Christoph was trained in Anesthesiology, Pain Management and Neuropharmacology at Ludwig-Maximilians University Munich, Germany, State University of New York, Brooklyn, University of Washington, Seattle, University of California, Los Angeles, and Max-Planck Institute for Psychiatry Martinsried, Germany.
He has extensive background in basic, translational and clinical research, and in treatment of patients with acute and chronic pain. After training, he accepted a faculty position at Johns Hopkins Hospital, Baltimore and established a research group at the US National Institute on Drug Abuse. In 1997 he assumed the Chair of Anesthesiology and Critical Care Medicine at Freie Universität/Charité Berlin, Germany.
His work is focused on the elimination of adverse side effects by selective activation of opioid receptors outside the central nervous system.
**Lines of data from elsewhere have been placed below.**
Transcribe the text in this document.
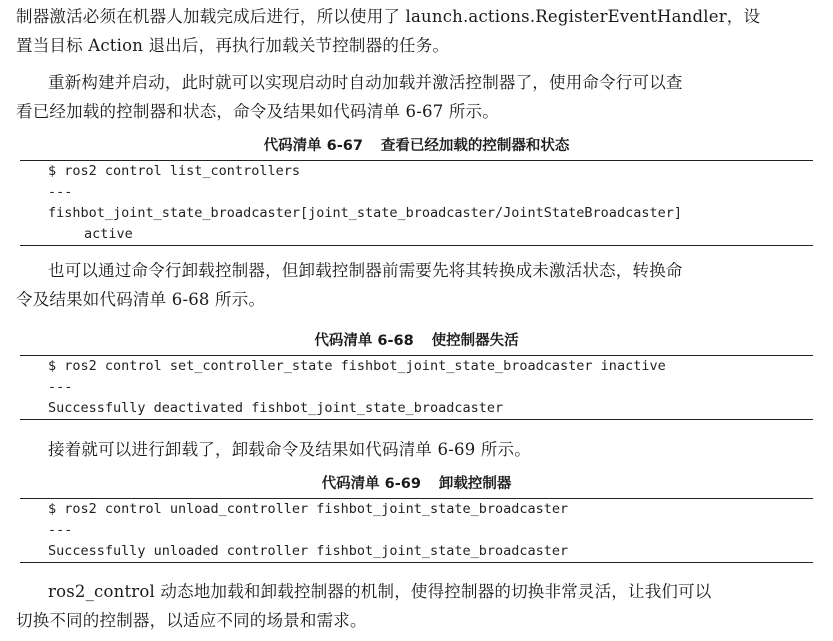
制器激活必须在机器人加载完成后进行，所以使用了 launch.actions.RegisterEventHandler，设
置当目标 Action 退出后，再执行加载关节控制器的任务。

重新构建并启动，此时就可以实现启动时自动加载并激活控制器了，使用命令行可以查
看已经加载的控制器和状态，命令及结果如代码清单 6-67 所示。

代码清单 6-67 查看已经加载的控制器和状态
$ ros2 control list_controllers
---
fishbot_joint_state_broadcaster[joint_state_broadcaster/JointStateBroadcaster]
active

也可以通过命令行卸载控制器，但卸载控制器前需要先将其转换成未激活状态，转换命
令及结果如代码清单 6-68 所示。

代码清单 6-68 使控制器失活
$ ros2 control set_controller_state fishbot_joint_state_broadcaster inactive
---
Successfully deactivated fishbot_joint_state_broadcaster

接着就可以进行卸载了，卸载命令及结果如代码清单 6-69 所示。

代码清单 6-69 卸载控制器
$ ros2 control unload_controller fishbot_joint_state_broadcaster
---
Successfully unloaded controller fishbot_joint_state_broadcaster

ros2_control 动态地加载和卸载控制器的机制，使得控制器的切换非常灵活，让我们可以
切换不同的控制器，以适应不同的场景和需求。
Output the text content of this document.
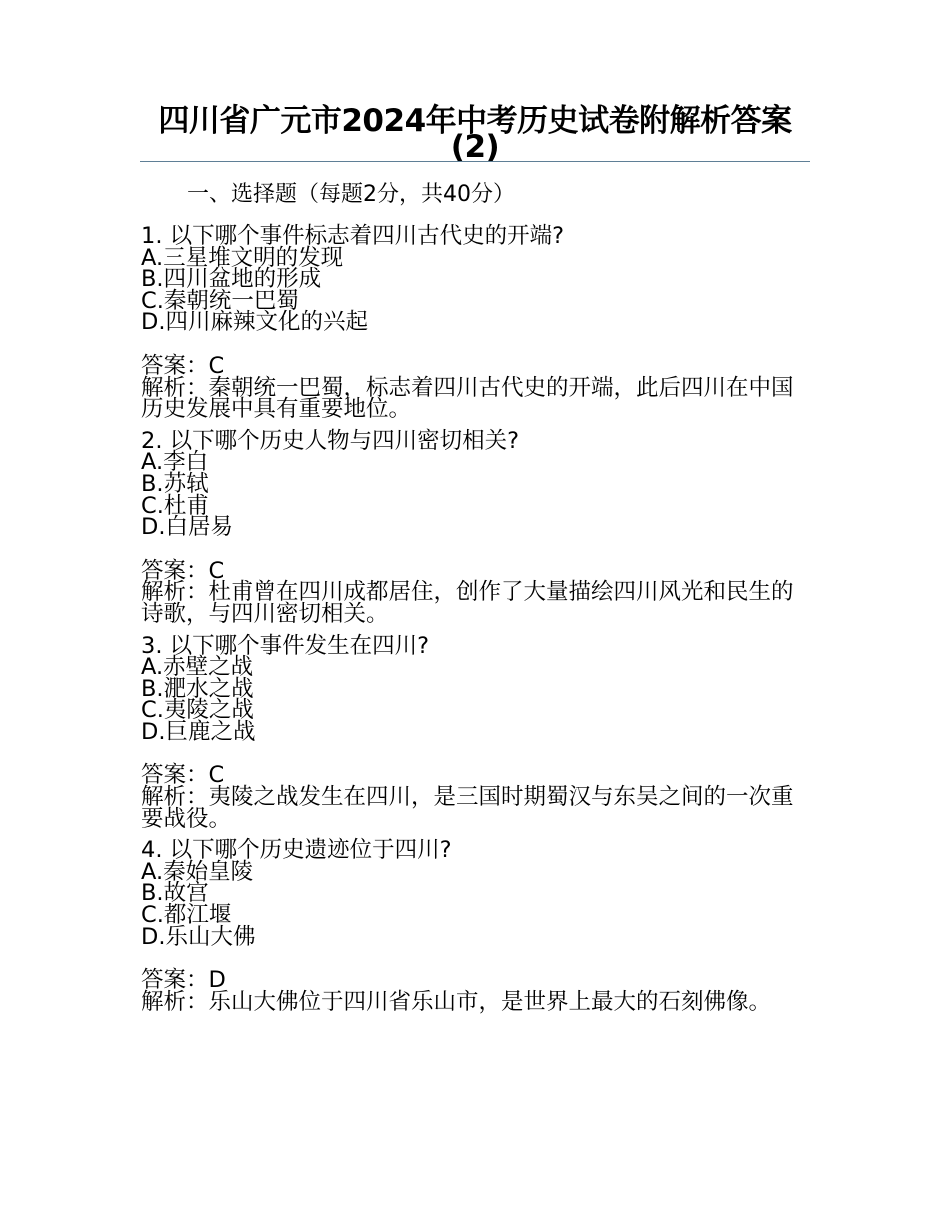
四川省广元市2024年中考历史试卷附解析答案(2)
一、选择题（每题2分，共40分）
1. 以下哪个事件标志着四川古代史的开端?
A.三星堆文明的发现
B.四川盆地的形成
C.秦朝统一巴蜀
D.四川麻辣文化的兴起
答案：C
解析：秦朝统一巴蜀，标志着四川古代史的开端，此后四川在中国历史发展中具有重要地位。
2. 以下哪个历史人物与四川密切相关?
A.李白
B.苏轼
C.杜甫
D.白居易
答案：C
解析：杜甫曾在四川成都居住，创作了大量描绘四川风光和民生的诗歌，与四川密切相关。
3. 以下哪个事件发生在四川?
A.赤壁之战
B.淝水之战
C.夷陵之战
D.巨鹿之战
答案：C
解析：夷陵之战发生在四川，是三国时期蜀汉与东吴之间的一次重要战役。
4. 以下哪个历史遗迹位于四川?
A.秦始皇陵
B.故宫
C.都江堰
D.乐山大佛
答案：D
解析：乐山大佛位于四川省乐山市，是世界上最大的石刻佛像。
In both experimental and clinical studies they investigated tolerance development, regulation, signaling, disease-specific conformations/ modeling of opioid receptors, and in vivo analgesic effects. In collaboration with the Zuse Institute of Applied Mathematics, Berlin, the group developed a novel pharmacodynamics-based concept for opioid analgesics devoid of adverse side effects. They designed a prototype compound (NFEPP) that is only active in acidic tissues caused by injury/inflammation, the site where pain is generated, but not in healthy tissues such as brain and gut.
Thus, NFEPP lacks the addictive potential and side effects of conventional opioids (sedation, respiratory depression, tolerance, motor impairment, constipation) and nonsteroidal analgesics (stroke, heart attack, gastric ulcers).